その人はいつも割烹着にバケツを持っていた。

 

空家に現れては、自分の家を掃除するように

 

淡々と水を汲んだり、ぞうきんを絞ったり。。。

 

その人と話すと何か落ち着いた。

 

「八百屋さんがリンゴ拭くのは、キレイに見せるため」

「売れの残った商品をおまけするのは、また来てもらうため」

「支払を袋で分けておくのは、自分の使い道を知るため」

 

彼女から、いろんなことを学んだ。

 

当たり前をおごらずに当たり前にやる。

どんな取引も、高額であれ、強権であれ、態度は同じだ。

釣り竿のように、先にしかぶれない強さを感じる。

 

ちなみに、彼女はいわゆる「資産家」だが、

見た目には、「レレレのおばさん」だ。

 

今日もどこかの空家で掃除でもしているらしい。

 

娘さんが「もうすぐ戻ってくる」って言ってたけど、

会わずに返ります。僕も真っ直ぐに自分の商売道へ。

前回の仲介料で揉めた物件。

 

内見の時に、息子を連れてった。

 

息子は、最初は古くて乗り気ではなかったが、

まだまだ使えそうだから買っとけば・・・って

 

まぁ、取引を止めて、一番残念だったのは、

息子が気に入った物件を買ってやれなかったこと。

 

今度から、変な主観が入らないように

息子は同行せん方がいいなぁ。。。とか考えてた。

 

今回の経緯を、息子に言って建前で、

「また、見に行こうな!」と言うと。。。。

 

「ええよ、別に。

だって、お父さんが違うって思ったんだろ?

そんなん買わなくていい。お金払わんでエエやん。

次、どんな物件?」って。。。

 

俺以上にキレがあるかもしれない。。。
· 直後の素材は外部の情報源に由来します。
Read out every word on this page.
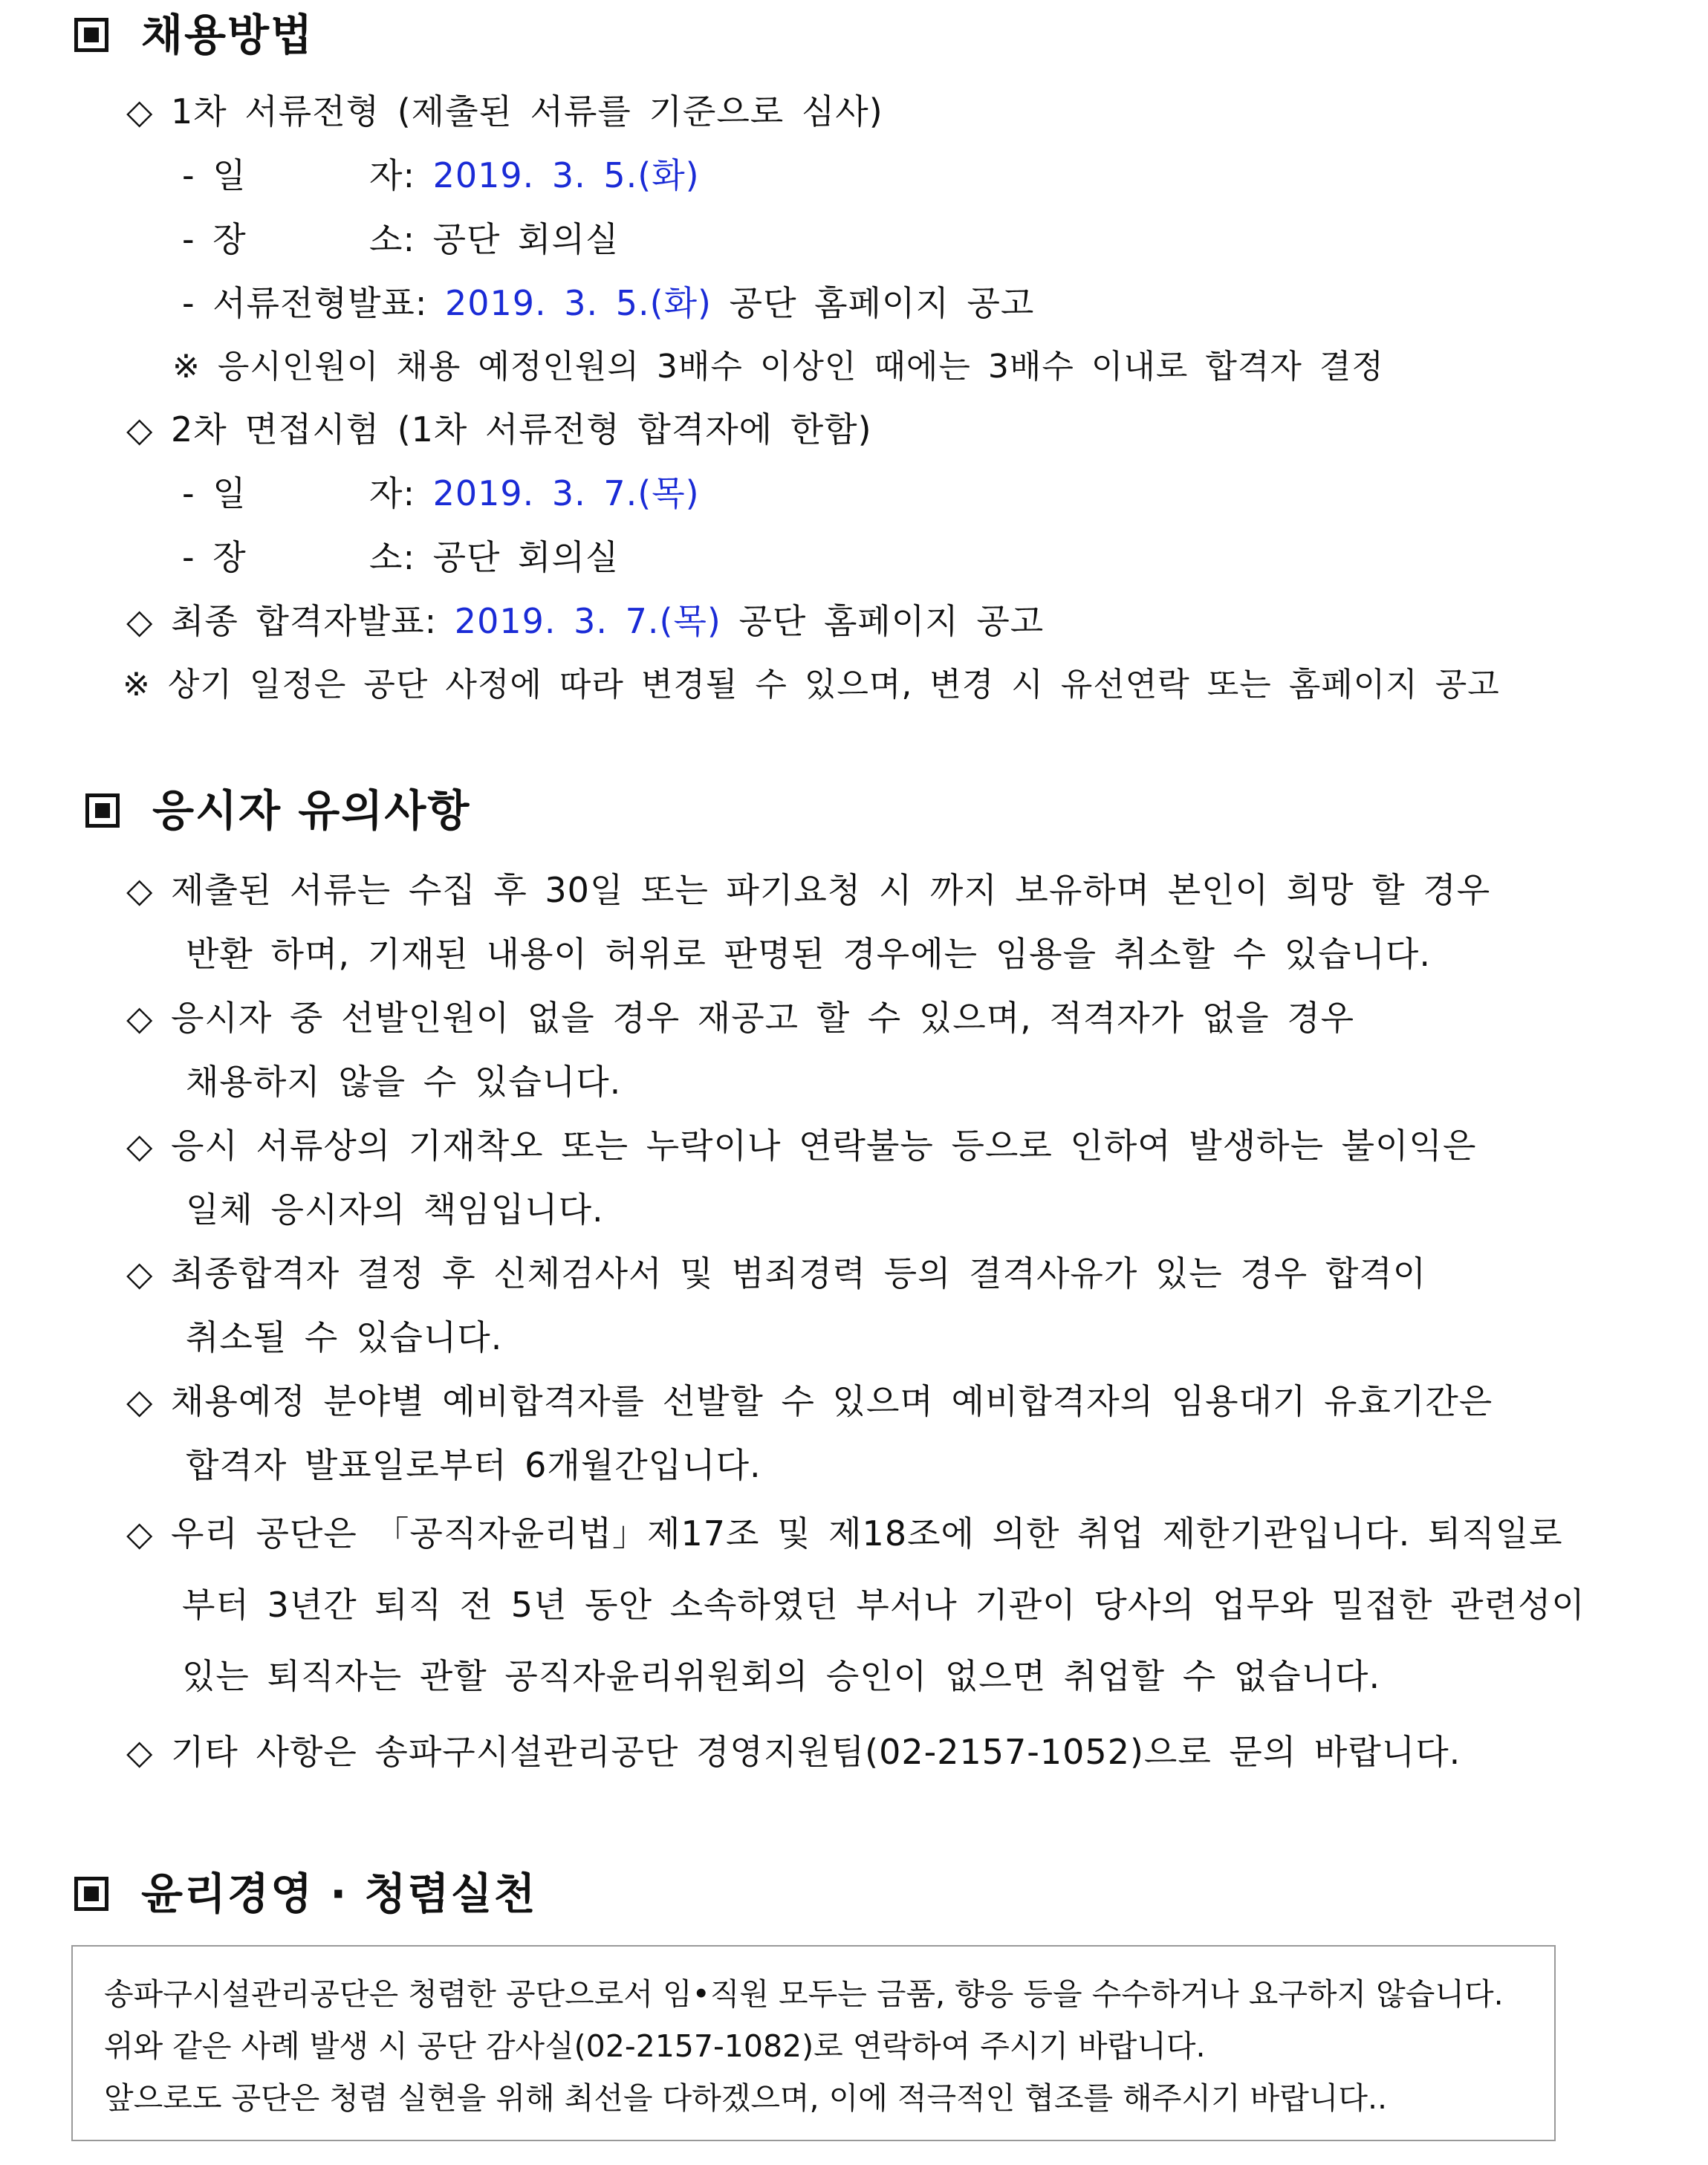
채용방법
◇ 1차 서류전형 (제출된 서류를 기준으로 심사)
- 일       자: 2019. 3. 5.(화)
- 장       소: 공단 회의실
- 서류전형발표: 2019. 3. 5.(화) 공단 홈페이지 공고
※ 응시인원이 채용 예정인원의 3배수 이상인 때에는 3배수 이내로 합격자 결정
◇ 2차 면접시험 (1차 서류전형 합격자에 한함)
- 일       자: 2019. 3. 7.(목)
- 장       소: 공단 회의실
◇ 최종 합격자발표: 2019. 3. 7.(목) 공단 홈페이지 공고
※ 상기 일정은 공단 사정에 따라 변경될 수 있으며, 변경 시 유선연락 또는 홈페이지 공고
응시자 유의사항
◇ 제출된 서류는 수집 후 30일 또는 파기요청 시 까지 보유하며 본인이 희망 할 경우
반환 하며, 기재된 내용이 허위로 판명된 경우에는 임용을 취소할 수 있습니다.
◇ 응시자 중 선발인원이 없을 경우 재공고 할 수 있으며, 적격자가 없을 경우
채용하지 않을 수 있습니다.
◇ 응시 서류상의 기재착오 또는 누락이나 연락불능 등으로 인하여 발생하는 불이익은
일체 응시자의 책임입니다.
◇ 최종합격자 결정 후 신체검사서 및 범죄경력 등의 결격사유가 있는 경우 합격이
취소될 수 있습니다.
◇ 채용예정 분야별 예비합격자를 선발할 수 있으며 예비합격자의 임용대기 유효기간은
합격자 발표일로부터 6개월간입니다.
◇ 우리 공단은 「공직자윤리법」제17조 및 제18조에 의한 취업 제한기관입니다. 퇴직일로
부터 3년간 퇴직 전 5년 동안 소속하였던 부서나 기관이 당사의 업무와 밀접한 관련성이
있는 퇴직자는 관할 공직자윤리위원회의 승인이 없으면 취업할 수 없습니다.
◇ 기타 사항은 송파구시설관리공단 경영지원팀(02-2157-1052)으로 문의 바랍니다.
윤리경영 · 청렴실천
송파구시설관리공단은 청렴한 공단으로서 임•직원 모두는 금품, 향응 등을 수수하거나 요구하지 않습니다.
위와 같은 사례 발생 시 공단 감사실(02-2157-1082)로 연락하여 주시기 바랍니다.
앞으로도 공단은 청렴 실현을 위해 최선을 다하겠으며, 이에 적극적인 협조를 해주시기 바랍니다..
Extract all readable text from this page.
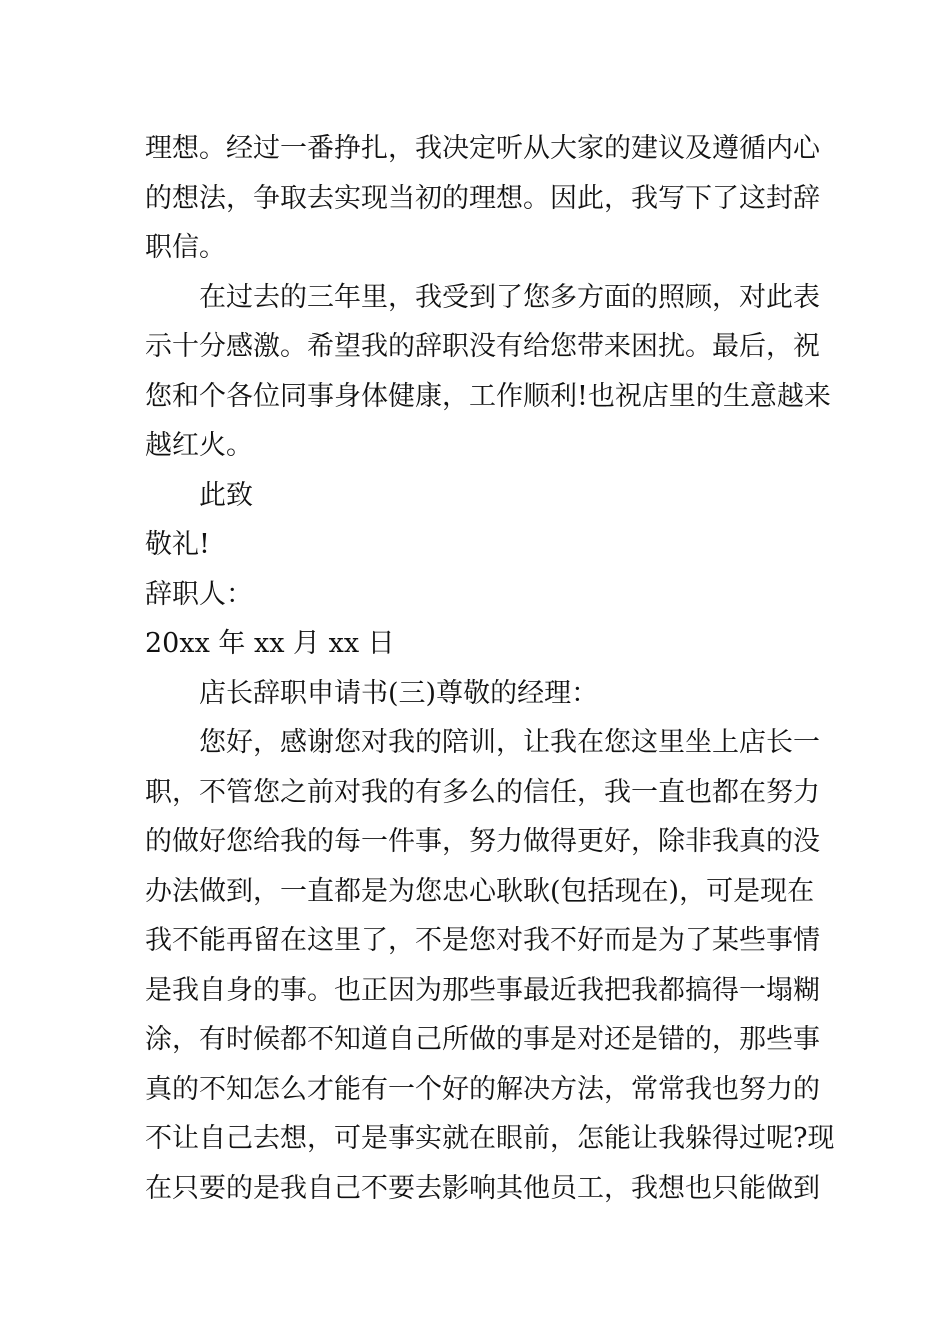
理想。经过一番挣扎，我决定听从大家的建议及遵循内心
的想法，争取去实现当初的理想。因此，我写下了这封辞
职信。
在过去的三年里，我受到了您多方面的照顾，对此表
示十分感激。希望我的辞职没有给您带来困扰。最后，祝
您和个各位同事身体健康，工作顺利!也祝店里的生意越来
越红火。
此致
敬礼!
辞职人：
20xx 年 xx 月 xx 日
店长辞职申请书(三)尊敬的经理：
您好，感谢您对我的陪训，让我在您这里坐上店长一
职，不管您之前对我的有多么的信任，我一直也都在努力
的做好您给我的每一件事，努力做得更好，除非我真的没
办法做到，一直都是为您忠心耿耿(包括现在)，可是现在
我不能再留在这里了，不是您对我不好而是为了某些事情
是我自身的事。也正因为那些事最近我把我都搞得一塌糊
涂，有时候都不知道自己所做的事是对还是错的，那些事
真的不知怎么才能有一个好的解决方法，常常我也努力的
不让自己去想，可是事实就在眼前，怎能让我躲得过呢?现
在只要的是我自己不要去影响其他员工，我想也只能做到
(笑)

お盆明けで買取を目指していた物件。

 

借地で借地料もちょっと高いけど、

家がまだ使えそうだったので、買うことにした。

契約決済同時履行の一発決済。

馴染みの業者さんだったので安心していた。

 

しかし、決済3日前に、手数料を上げて欲しいと。。。

僕としては、大体の額を言ったつもりだったけど、

合意したわけではなかったらしく。。。

 

今回は3日前だし、そのまま行ってくれないかなぁ?

と淡い期待をしていると、(それか、少し上げる程度)

今までの手数料も微々たるもんで、バカにされている

気がしていた!ちょっとお怒りモード。

 

バカにしたつもりは全くないし、

安いに越したことはないが、仲介もプロだから、

はっきりと言ってもらえば検討するつもりだ。

 

ただ、今までバカにされた金額でやってきたって

のは聞き捨てならぬ。

 

優しくやりたいし。怒らせたくないし。

ただ、下手な言い訳もしたくない。臆病者ですね。

 

取り急ぎ、流れの悪い契約は、お断りしました。

金額の多い少ないは、風呂の温度と一緒で、

入る前に言っておいてほしいです。